Le sol à cet endroit est sablonneux et non gelé en permanence. Une combinaison de l'utilisation du cuivre, qui a empêché l'oxydation, et une baisse de la température au 14ème siècle, est à l'origine du bon état des vestiges aujourd'hui.

Boucle de ceinture, fragments de ceinture, bracelet et décorations en argent trouvés par les chercheurs à l'intérieur des sépultures. Photos : Natalia Fiodorova

Natalia Fyodorova, de la branche ouralienne de l'Académie des sciences de Russie, a déclaré: " Nulle part dans le monde, il n'y a autant de restes momifiés trouvés en dehors du pergélisol ou des marais.

« C'est un site archéologique unique. Nous sommes des pionniers dans tout, depuis le retrait de l'objet du sol sablonneux (ce qui n'a pas été fait auparavant) jusqu'à la possibilité de poursuivre les recherches.'

En 2002, les archéologues ont été contraints d'arrêter les travaux sur le site en raison des objections des habitants de la péninsule de Yamal, une terre de rennes et de richesses énergétiques connue par les habitants comme «le bout de la terre».
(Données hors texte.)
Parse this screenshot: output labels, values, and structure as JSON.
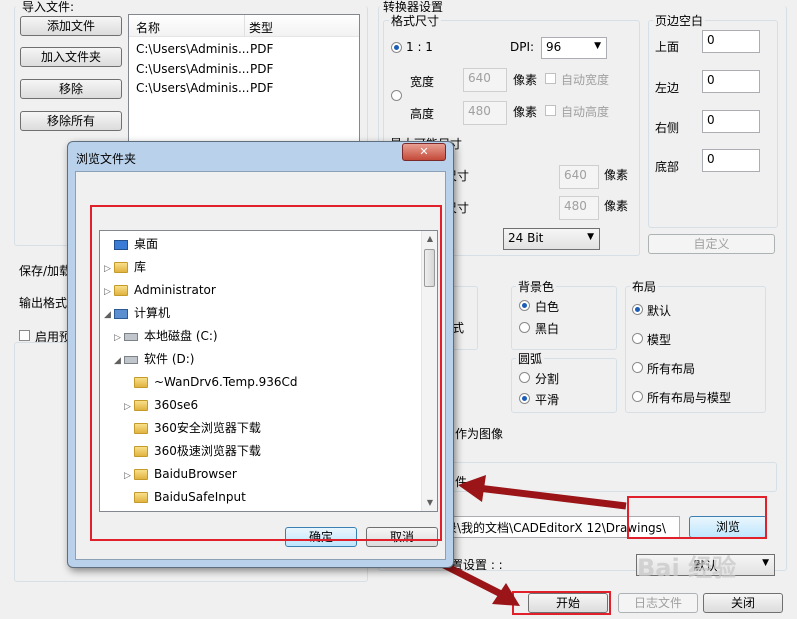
{
  "import": {
    "title": "导入文件:",
    "add_file": "添加文件",
    "add_folder": "加入文件夹",
    "remove": "移除",
    "remove_all": "移除所有",
    "columns": {
      "name": "名称",
      "type": "类型"
    },
    "files": [
      {
        "name": "C:\\Users\\Adminis...",
        "type": "PDF"
      },
      {
        "name": "C:\\Users\\Adminis...",
        "type": "PDF"
      },
      {
        "name": "C:\\Users\\Adminis...",
        "type": "PDF"
      }
    ],
    "save_load_label": "保存/加载",
    "output_format_label": "输出格式",
    "enable_preview_label": "启用预"
  },
  "converter": {
    "title": "转换器设置",
    "format_size": {
      "title": "格式尺寸",
      "ratio_label": "1 : 1",
      "dpi_label": "DPI:",
      "dpi_value": "96",
      "width_label": "宽度",
      "width_value": "640",
      "height_label": "高度",
      "height_value": "480",
      "pixels_label": "像素",
      "auto_width": "自动宽度",
      "auto_height": "自动高度",
      "max_size_label": "最大可能尺寸",
      "size_w_suffix": "尺寸",
      "size_h_suffix": "尺寸",
      "max_w_value": "640",
      "max_h_value": "480",
      "bit_depth": "24 Bit"
    },
    "margins": {
      "title": "页边空白",
      "top": "上面",
      "top_value": "0",
      "left": "左边",
      "left_value": "0",
      "right": "右侧",
      "right_value": "0",
      "bottom": "底部",
      "bottom_value": "0",
      "custom_button": "自定义"
    },
    "background": {
      "title": "背景色",
      "white": "白色",
      "black": "黑白"
    },
    "arc": {
      "title": "圆弧",
      "segment": "分割",
      "smooth": "平滑"
    },
    "layout": {
      "title": "布局",
      "default": "默认",
      "model": "模型",
      "all_layouts": "所有布局",
      "all_layouts_model": "所有布局与模型"
    },
    "partial_style": "式",
    "as_image": "作为图像",
    "partial_file": "件"
  },
  "output": {
    "path_value": "录\\我的文档\\CADEditorX 12\\Drawings\\",
    "browse_button": "浏览",
    "settings_label": "置设置 : :",
    "settings_value": "默认",
    "start_button": "开始",
    "log_button": "日志文件",
    "close_button": "关闭"
  },
  "dialog": {
    "title": "浏览文件夹",
    "close_glyph": "✕",
    "ok_button": "确定",
    "cancel_button": "取消",
    "tree": [
      {
        "label": "桌面"
      },
      {
        "label": "库"
      },
      {
        "label": "Administrator"
      },
      {
        "label": "计算机"
      },
      {
        "label": "本地磁盘 (C:)"
      },
      {
        "label": "软件 (D:)"
      },
      {
        "label": "~WanDrv6.Temp.936Cd"
      },
      {
        "label": "360se6"
      },
      {
        "label": "360安全浏览器下载"
      },
      {
        "label": "360极速浏览器下载"
      },
      {
        "label": "BaiduBrowser"
      },
      {
        "label": "BaiduSafeInput"
      }
    ]
  },
  "watermark": "Bai 经验",
  "colors": {
    "accent_red": "#e0202a",
    "arrow": "#9a1418",
    "dialog_frame": "#b9d1ea"
  }
}
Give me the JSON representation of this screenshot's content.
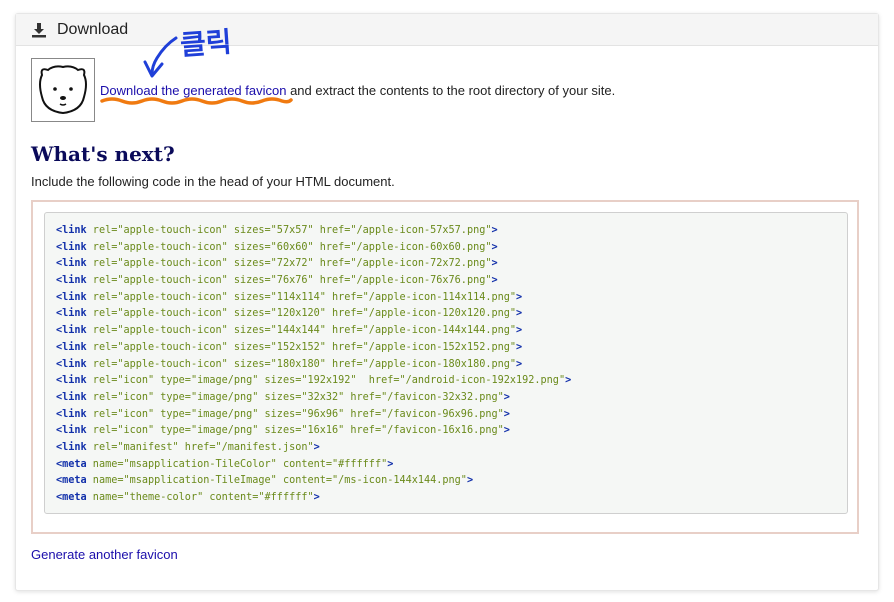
{
  "header": {
    "title": "Download",
    "icon": "download-icon"
  },
  "intro": {
    "link_text": "Download the generated favicon",
    "rest_text": " and extract the contents to the root directory of your site."
  },
  "annotation": {
    "text": "클릭",
    "color": "#1f3fd8",
    "underline_color": "#f07a10"
  },
  "section": {
    "title": "What's next?",
    "subtitle": "Include the following code in the head of your HTML document."
  },
  "code_lines": [
    "<link rel=\"apple-touch-icon\" sizes=\"57x57\" href=\"/apple-icon-57x57.png\">",
    "<link rel=\"apple-touch-icon\" sizes=\"60x60\" href=\"/apple-icon-60x60.png\">",
    "<link rel=\"apple-touch-icon\" sizes=\"72x72\" href=\"/apple-icon-72x72.png\">",
    "<link rel=\"apple-touch-icon\" sizes=\"76x76\" href=\"/apple-icon-76x76.png\">",
    "<link rel=\"apple-touch-icon\" sizes=\"114x114\" href=\"/apple-icon-114x114.png\">",
    "<link rel=\"apple-touch-icon\" sizes=\"120x120\" href=\"/apple-icon-120x120.png\">",
    "<link rel=\"apple-touch-icon\" sizes=\"144x144\" href=\"/apple-icon-144x144.png\">",
    "<link rel=\"apple-touch-icon\" sizes=\"152x152\" href=\"/apple-icon-152x152.png\">",
    "<link rel=\"apple-touch-icon\" sizes=\"180x180\" href=\"/apple-icon-180x180.png\">",
    "<link rel=\"icon\" type=\"image/png\" sizes=\"192x192\"  href=\"/android-icon-192x192.png\">",
    "<link rel=\"icon\" type=\"image/png\" sizes=\"32x32\" href=\"/favicon-32x32.png\">",
    "<link rel=\"icon\" type=\"image/png\" sizes=\"96x96\" href=\"/favicon-96x96.png\">",
    "<link rel=\"icon\" type=\"image/png\" sizes=\"16x16\" href=\"/favicon-16x16.png\">",
    "<link rel=\"manifest\" href=\"/manifest.json\">",
    "<meta name=\"msapplication-TileColor\" content=\"#ffffff\">",
    "<meta name=\"msapplication-TileImage\" content=\"/ms-icon-144x144.png\">",
    "<meta name=\"theme-color\" content=\"#ffffff\">"
  ],
  "footer": {
    "link_text": "Generate another favicon"
  },
  "colors": {
    "link": "#1a0dab",
    "heading": "#0a0a5a",
    "code_border": "#e8cfc7"
  }
}
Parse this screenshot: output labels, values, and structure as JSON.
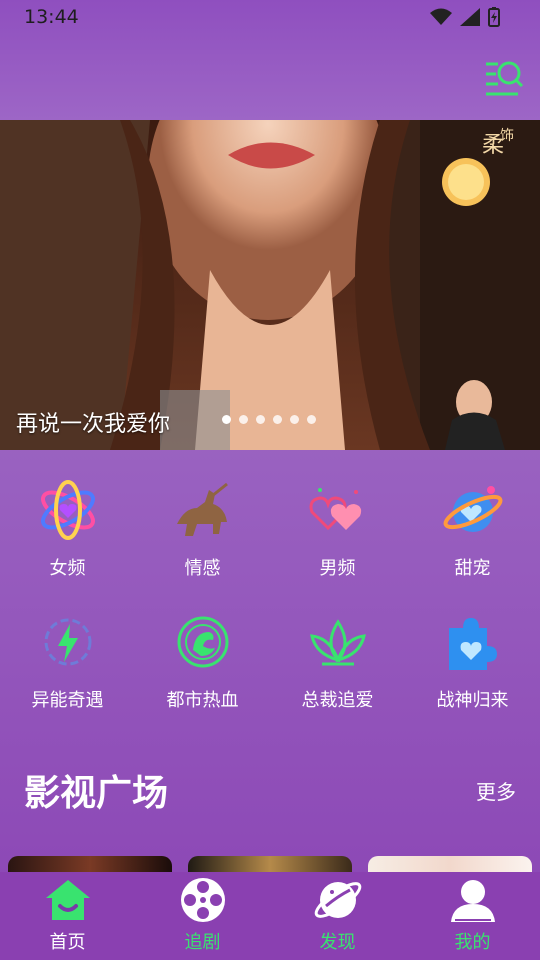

Les experts dérangeaient les âmes de leurs ancêtres, craignaient-ils. Cependant, des travaux sont à nouveau en cours, notamment une étude génétique des restes dirigée par Alexander Pilipenko, chercheur à l'Institut de cytologie et de génétique, branche sibérienne de l'Académie des sciences de Russie.

« Nulle part au monde n'y a-t-il autant de restes momifiés trouvés en dehors du pergélisol ou des marais ». Photos : Kate Baklitskaya, Allez à l'est

Fyodorova suggère que l'écrasement des crânes peut avoir été fait peu de temps après la mort « pour se protéger des sorts mystérieux censés émaner du défunt ».


Masque féminin en alliage de cuivre - Histoire

L'artiste perlé de C hoctaw, Marcus Amerman, a créé un magazine de perles couvrant l'intégralité du portrait du chef de corbeau du XIXe siècle, Medicine Crow, le lettrage du titre du magazine et tout, pour l'automne 1992, numéro de Peuples autochtones magazine. Son portrait perlé a été photographié pour la couverture. Amerman a maîtrisé l'ombrage avec des bandes et des zones de perles et a essentiellement créé une nouvelle forme d'art.

Tout le monde a vu des bracelets de montres amérindiens, des briquets, des ceintures, des sacs à main et d'autres petits objets.

D epuis les années 1960, ce perlage "moderne" est imité dans les usines orientales et importé à très bas prix. Il rivalise avec le perlage de haute qualité des artisans autochtones. Une étude du General Accounting Office des États-Unis réalisée au milieu des années 80 a indiqué que les artisans autochtones ont perdu des dizaines de millions de dollars de ventes potentielles (sur une période de 8 ans) à cause de ces contrefaçons. Depuis l'adoption du Native American Arts and Crafts Act de 1990, [18 USC Sec. 1159, 1993] c'est un crime fédéral d'offrir des imitations en tant que produit d'artisans indiens.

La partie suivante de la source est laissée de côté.